"Face à l'alcoolisme d'un proche, une solution"

Publié le par kreizker

in "Le pays Gessien" (France), 11 décembre 2014

 

Les groupes familiaux de l'association Al-Anon (contraction d'Alcooliques Anonymes) qui en compte environ 26 000 répartis sur 110 pays, permettent aux personnes, dont la vie est affectée par l'alcoolisme d'un proche, de se réunir.


Les premiers groupes furent créés en 1941 aux Etats Unis, après ceux des Alcooliques Anonymes par l'épouse d'un des fondateurs, persuadée que l'alcoolisme est un mal familial et qu'un changement d'attitude est indispensable. Elle décide alors de lancer ces réunions basées sur le partage de leurs expériences, de leur force et de leur espoir.

Le groupe du Pays de Gex, basé à Saint-Genis, accueille des personnes de toute la région jusqu'en Haute-Savoie. Dans cet espace d'échanges, tous les vendredis soirs, le modérateur laisse parler ceux qui le désirent, sans jamais qu'ils ne jugent ou conseillent.

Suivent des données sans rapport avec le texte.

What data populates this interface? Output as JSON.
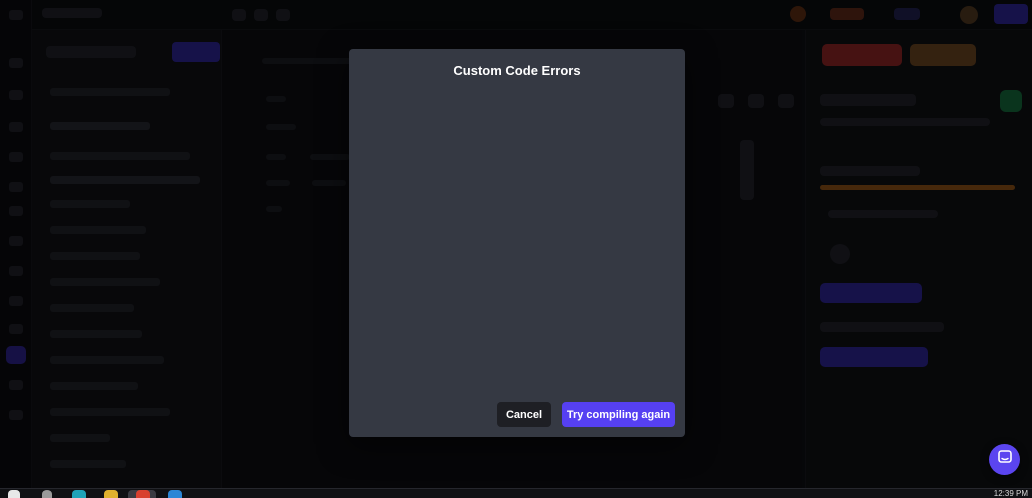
{
  "modal": {
    "title": "Custom Code Errors",
    "cancel_label": "Cancel",
    "retry_label": "Try compiling again"
  },
  "chat": {
    "icon": "chat-bubble-icon"
  },
  "taskbar": {
    "time": "12:39 PM",
    "icons": [
      "windows-start-icon",
      "search-icon",
      "edge-browser-icon",
      "file-explorer-icon",
      "chrome-icon",
      "vscode-icon"
    ]
  },
  "colors": {
    "modal_bg": "#353943",
    "primary_button": "#5640f2",
    "cancel_button": "#1e1f24",
    "overlay": "rgba(0,0,0,0.62)"
  }
}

Chacun peut apporter son témoignage ou son soutien dans le respect de l'anonymat. En effet tout ce qui se dit en réunion ou à l'extérieur, entre les membres, est confidentiel pour garantir la liberté d'expression autant des expériences que des pensées et des sentiments.
Ils s'appuient sur le programme Al-Anon basé lui-même sur les douze étapes des Alcooliques Anonymes, revues et adaptées aux besoins de l'entourage.

 

alanon

Al-Anon, affilié à aucune secte, entité religieuse ou politique, propose des publications et ouvrages variés.


Les membres essayent de les appliquer dans leur vie quotidienne et souvent se les approprient pour en faire une philosophie de vie sur laquelle ils peuvent s'appuyer pour évacuer leur détresse et connaître une vie plus sereine.

Marie (pseudonyme) explique : « Ces rencontres et nos échanges par téléphone nous aident d'abord à sortir du déni et à accepter. Personnellement, j'ai compris que c'était une maladie et que je n'étais plus seule face à elle, grâce à cette compréhension mutuelle. Réaliser que je n'en étais pas responsable m'a permis aussi d'arrêter de culpabiliser. Ainsi j'ai pu adopter une attitude nouvelle face à mon mari, qui m'amenait à ne plus le protéger face à son alcool et à ses conséquences, lui laisser ses responsabilités et être plus ferme. Je ne rentrais plus dans son jeu. Personne ne me disait ce que je devais faire mais à travers les témoignages je décidais ce que je pouvais faire. A l'époque je vivais l'enfer et ce groupe m'a sauvé la vie. » Aujourd'hui son mari est sobre, mais elle continue à venir aux réunions car elle n'est bien sûr pas à l'abri d'une rechute, mais c'est aussi principalement pour elle, un devoir de transmettre à son tour tout ce qu'elle a reçu.